Permanecieron unos segundos en silencio.
– ¿Es decir, que también podría tratarse de una mujer? -Karin miró sorprendida a Sohlman.
– Sí, en cualquier caso no podemos descartarlo. Es bastante raro que un hombre tenga los pies tan pequeños, ¿no? Yo, que sólo mido uno setenta y cinco, calzo un cuarenta y dos.
– Yo conozco a un chico que tiene el número treinta y nueve -dijo Wittberg.
– ¿La mujer? -preguntó Kihlgård-. ¿Qué opináis de Susanna Mellgren? Es bastante fuerte. Es decir, musculosa, parece bien entrenada. Quizá podría haberlo hecho ella.
– ¿Y para qué iba a tomarse tantas molestias? -replicó Karin-. ¿Para qué iba a decapitar a los caballos, sacarles la sangre y asesinar de tres formas distintas si en realidad sólo quería acabar con su marido y con su amante?
– Podría ser una manera refinada de despistar -propuso Wittberg.
– ¿Quizá quiera dirigir las sospechas contra alguien que habría podido utilizar métodos similares? -sugirió Kihlgård.
– ¿Qué sabemos de esa familia, en realidad? Sinceramente, creo que no hemos investigado su pasado lo suficiente -dijo Karin-. Desde luego, el de la mujer, no.
– No, no la hemos considerado de especial importancia, a mí me cuesta creer que haya sido capaz de cometer estos crímenes -dijo Knutas-. Si hubiera sido ella quien colocó allí la cabeza del caballo, entonces, ¿por qué iba a llamar a la policía cuando su marido no lo hizo?
Karin se encogió de hombros.
– Para alejar de sí misma las sospechas, claro.
Knutas dirigió la pregunta siguiente a Agneta Larsvik.
– ¿Qué opinas tú del asunto?
– Por lo que he oído, casi todo apunta a que nos enfrentamos al mismo autor, pero preferiría ver a la víctima y el escenario del crimen antes de pronunciarme.

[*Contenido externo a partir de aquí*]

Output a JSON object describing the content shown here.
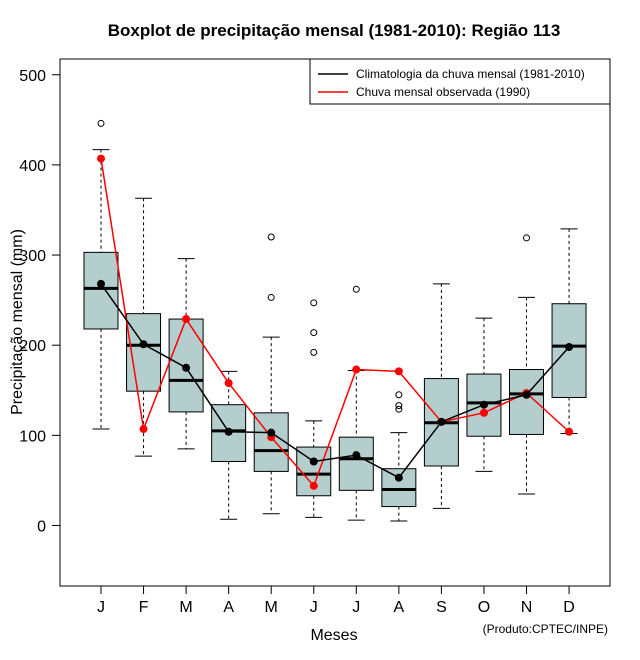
{
  "chart_data": {
    "type": "boxplot",
    "title": "Boxplot de precipitação mensal (1981-2010): Região 113",
    "xlabel": "Meses",
    "ylabel": "Precipitação mensal (mm)",
    "ylim": [
      -65,
      515
    ],
    "yticks": [
      0,
      100,
      200,
      300,
      400,
      500
    ],
    "categories": [
      "J",
      "F",
      "M",
      "A",
      "M",
      "J",
      "J",
      "A",
      "S",
      "O",
      "N",
      "D"
    ],
    "boxes": [
      {
        "min": 107,
        "q1": 218,
        "median": 263,
        "q3": 303,
        "max": 417,
        "outliers": [
          446
        ]
      },
      {
        "min": 77,
        "q1": 149,
        "median": 200,
        "q3": 235,
        "max": 363,
        "outliers": []
      },
      {
        "min": 85,
        "q1": 126,
        "median": 161,
        "q3": 229,
        "max": 296,
        "outliers": []
      },
      {
        "min": 7,
        "q1": 71,
        "median": 105,
        "q3": 134,
        "max": 171,
        "outliers": []
      },
      {
        "min": 13,
        "q1": 60,
        "median": 83,
        "q3": 125,
        "max": 209,
        "outliers": [
          253,
          320
        ]
      },
      {
        "min": 9,
        "q1": 33,
        "median": 57,
        "q3": 87,
        "max": 116,
        "outliers": [
          192,
          214,
          247
        ]
      },
      {
        "min": 6,
        "q1": 39,
        "median": 74,
        "q3": 98,
        "max": 172,
        "outliers": [
          262
        ]
      },
      {
        "min": 5,
        "q1": 21,
        "median": 40,
        "q3": 63,
        "max": 103,
        "outliers": [
          129,
          133,
          145
        ]
      },
      {
        "min": 19,
        "q1": 66,
        "median": 114,
        "q3": 163,
        "max": 268,
        "outliers": []
      },
      {
        "min": 60,
        "q1": 99,
        "median": 136,
        "q3": 168,
        "max": 230,
        "outliers": []
      },
      {
        "min": 35,
        "q1": 101,
        "median": 146,
        "q3": 173,
        "max": 253,
        "outliers": [
          319
        ]
      },
      {
        "min": 102,
        "q1": 142,
        "median": 199,
        "q3": 246,
        "max": 329,
        "outliers": []
      }
    ],
    "series": [
      {
        "name": "Climatologia da chuva mensal (1981-2010)",
        "color": "#000000",
        "values": [
          268,
          201,
          175,
          104,
          103,
          71,
          78,
          53,
          115,
          134,
          145,
          198
        ]
      },
      {
        "name": "Chuva mensal observada (1990)",
        "color": "#ff0000",
        "values": [
          407,
          107,
          229,
          158,
          98,
          44,
          173,
          171,
          115,
          125,
          147,
          104
        ]
      }
    ],
    "box_color": "#b4cdcd",
    "legend_position": "top-right",
    "credit": "(Produto:CPTEC/INPE)"
  }
}
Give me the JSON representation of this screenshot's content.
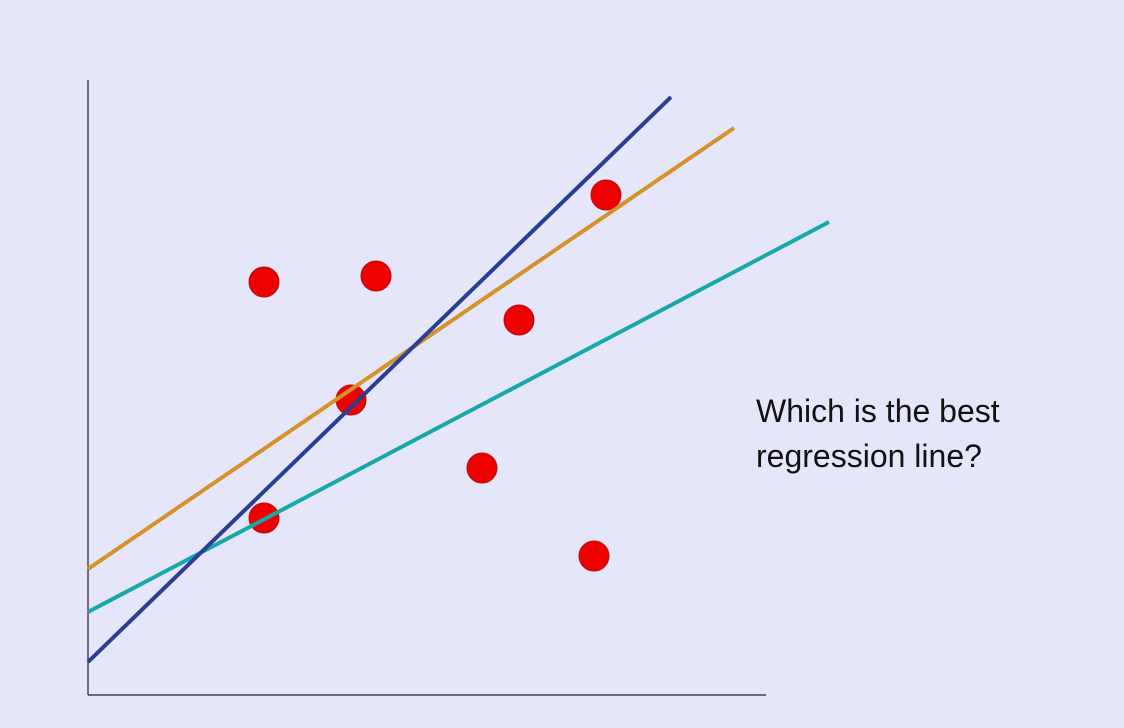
{
  "caption": {
    "lines": [
      "Which is the best",
      "regression line?"
    ]
  }
}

El hecho de que aparezca desnudo y de que falte la ropa también apunta en esa dirección. Es muy posible que el autor del crimen guarde la ropa para conservar la sensación que experimentó al asesinar, una especie de fetichismo. Igual que la sangre. Pero hay otro aspecto en el que debemos centrar nuestra atención.